Re: New web dance

Nick Rothwell (nick@cassiel.com)
21 Jul 1999 20:41:25 -0000

> What I do ain't got
> nothin to do with software being executed on the net. It follows that
> if what I do is dance (which is what I've been lead to believe) than
> the other thing is other than dance. It's perfectly fine that it is
> what it is. Let us just call it what it is. If that means using three
> twenty-five word sentences to give an accurate description, than so be
> it. It's lazy and impermissable to throw the word dance out as its
> definition.

I think this thread is possibly skirting around the issues that are
really on people's minds.

Something which I have a lot of trouble with, when it comes to dealing
with various artistic institutions, is issues of form versus
content. All too often, it is easy to pick a suitable form and gain
profile, support or adulation pretty much regardless of content, and
in the financially tight-fisted world in which we work this is almost
always at the expense of those practitioners whose artistic work
happens not to fit a currently-fashionable form, regardless of its
artistic merit.

I this on this particular list. We see announcements of performances
using such-and-such a technology in a new dance piece, without mention
of the artistic intent or meaning of the piece itself, and we see the
media and the arts organisations embracing such pieces, not because
they are necessarily good or of artistic merit, but because the
packaging is something that appeals, and because (in new media) a lot
of people still cannot discern art from crap. I see crap being made by
Web agencies every day, with customers lining up for their goods
because they have not yet learned to discern quality. And I have been
battling away for years at my particular art, making material that is
as good, and sometimes better, than that made by famous, high-profile
artists - but I don't fit the appropriate mould or follow the
appropriate rules so I get turned away.

How is this all relevant to the current discussion? Well, I sense Bud
getting defensive about his work in this context, and I feel defensive
as well to an extent, but the dance-or-not-dance argument is a red
herring. The real issue is form versus quality-of-art.
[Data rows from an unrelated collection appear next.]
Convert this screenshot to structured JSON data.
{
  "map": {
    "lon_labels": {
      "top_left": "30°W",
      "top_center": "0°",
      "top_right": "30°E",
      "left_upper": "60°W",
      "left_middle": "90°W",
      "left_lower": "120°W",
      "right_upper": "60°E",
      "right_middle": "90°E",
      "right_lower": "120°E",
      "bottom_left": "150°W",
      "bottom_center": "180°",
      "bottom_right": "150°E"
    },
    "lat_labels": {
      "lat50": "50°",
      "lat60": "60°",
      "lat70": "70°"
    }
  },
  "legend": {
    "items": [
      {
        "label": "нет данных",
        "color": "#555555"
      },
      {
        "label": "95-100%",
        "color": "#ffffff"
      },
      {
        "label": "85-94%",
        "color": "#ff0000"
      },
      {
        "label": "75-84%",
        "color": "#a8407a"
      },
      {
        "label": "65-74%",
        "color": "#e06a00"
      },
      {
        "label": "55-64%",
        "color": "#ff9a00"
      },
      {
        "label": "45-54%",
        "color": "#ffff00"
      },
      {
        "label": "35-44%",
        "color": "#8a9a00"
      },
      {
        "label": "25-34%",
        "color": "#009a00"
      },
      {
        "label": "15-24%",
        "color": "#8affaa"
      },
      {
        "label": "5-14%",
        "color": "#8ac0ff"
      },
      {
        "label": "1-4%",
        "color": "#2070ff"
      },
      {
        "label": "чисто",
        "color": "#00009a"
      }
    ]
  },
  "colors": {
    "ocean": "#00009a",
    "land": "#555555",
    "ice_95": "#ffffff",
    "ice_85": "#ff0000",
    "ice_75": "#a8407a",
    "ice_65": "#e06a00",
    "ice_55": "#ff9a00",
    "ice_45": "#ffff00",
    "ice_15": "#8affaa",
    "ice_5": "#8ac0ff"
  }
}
Richard makes some moving squares and calls it dance. Why is this
annoying? Not because he calls it dance, but because adoption and
support of online cyber-art in the dance vein, regardless of its
artistic quality, is a threat to conventional dance projects which are
of higher quality. If Richard gets funding and support for his crappy
moving squares from a dance agency because they're wowed by the online
cyber dance angle, it means some hard-working choreographer working in
a not-currently-fashionable area is getting funding applications
rejected.

That's my take on things, anyway. As always, once one is good enough
at one's art, quality ceases to be an issue. It all comes down to
marketing.

Oh: I should probably say that I've seen some of Richard's other work
on video and I think it's really cool stuff, worthy of being called
dance both in terms of genre and in terms of quality. I'm picking on
the crappy moving squares because they are, and it illustrates my
point.

> Bud Blumenthal
> Cie Tandem asbl

Give my regards to Michele, will you, Bud?